Blutüberströmt und halb blind vor Angst gelang es ihm, noch einmal auf die Beine zu kommen. Röchelnd rannte er auf die Terrasse des Nachbarhauses zu.
Eben trat Peter Young, der Nachbar, aus dem Gebäude.
»Hilfe!«, schrie Van Hall in höchster Bedrängnis. »Hilfe, Peter!«
Young handelte schnell.
Er erfasste die Situation zum Glück mit einem einzigen Blick.
Der schwere Van Hall kam angeschnauft und fiel ihm erschöpft und erledigt in die Arme.
Young fing ihn auf und schleppte ihn in rasender Eile in sein Haus. Er schleuderte die Terrassentür zu und sperrte die sieben Riesenratten damit aus.
»Peter...«
»Schon gut, Van!«
»Peter...«
»Du bist in Sicherheit, Van!«
»Die Ratten...«
»Sie können dir nichts mehr anhaben, Van!«
»Erschieße sie, Peter! Erschieße sie!«
Young holte eine schwere handgearbeitete Flinte aus dem Gewehrständer.
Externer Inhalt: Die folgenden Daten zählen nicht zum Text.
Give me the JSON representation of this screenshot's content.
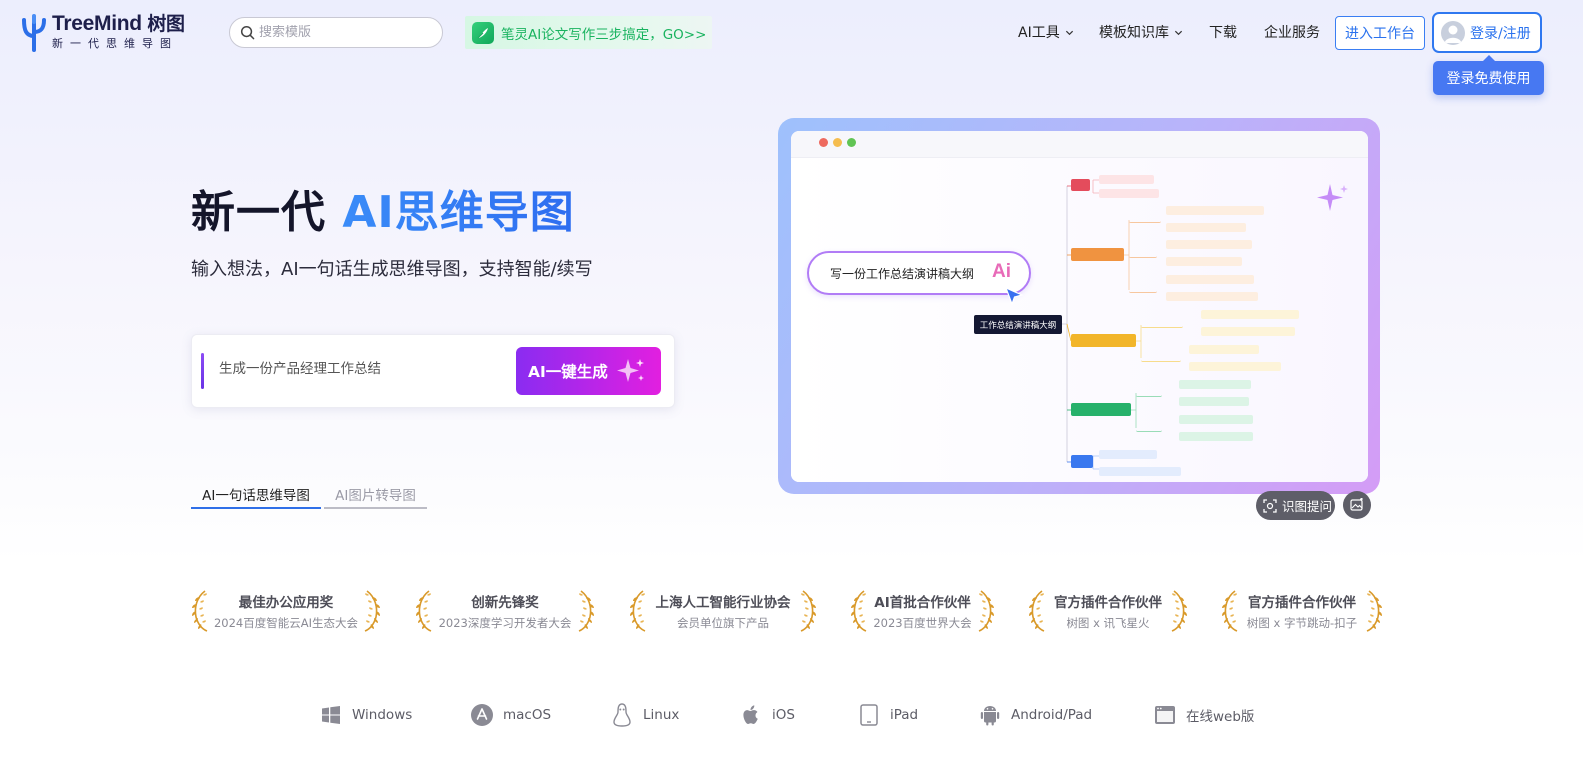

Er lud die beiden Läufe mit Schrotpatronen.
Die Ratten hockten frech auf den kalten Steinen der Terrasse und starrten mit gefährlich funkelnden Augen auf die geschlossene Tür. Ihre spitzen Schnauzen waren mit Blut besudelt. Ihr Fell war ebenfalls mit Van Halls Blut verklebt.
Einen Augenblick lang zögerte Peter Young.
Er war ein hagerer Mann mit knorrigen Armen. Sein Gesicht war das eines Asketen. Sein Haar war schwarz. Silberne Fäden durchzogen es.
Er griff nach der Türklinke.
Seine Backenmuskeln spannten sich.
Er empfand furchtbaren Ekel vor diesen Tieren, die so groß waren, dass man sie fürchten musste. Young hätte es nicht für möglich gehalten, dass es so große Ratten gab.
Entschlossen hob er die Schrotflinte.
Knapp hintereinander feuerte er zweimal auf die Biester. Die Schüsse kamen brüllend aus dem Gewehr. Zweimal kurz hintereinander verspürte Peter Young den kraftvollen Rückschlag der Waffe.
Pulverdampf legte sich ätzend auf die Schleimhäute.
Da drohte Peter Young ein furchtbarer Schrecken umzuwerfen. Die sieben hässlichen Ratten waren verschwunden.
Deutlich war zu sehen, wo die Schrotladungen eingeschlagen hatten. Doch keines der Tiere war verletzt worden. Sie schienen sich in Luft aufgelöst zu haben.
Plötzlich hörte Young über sich ein wildes Brausen.
Und dann schien ihn ein vielstimmiges fürchterliches Gelächter zu verhöhnen und zu verspotten.
Entsetzt ließ er das Gewehr sinken. Er wusste, was das zu bedeuten hatte.
Die sieben Hexen vom Galgenbaum.
Sie waren in das Dorf zurückgekehrt.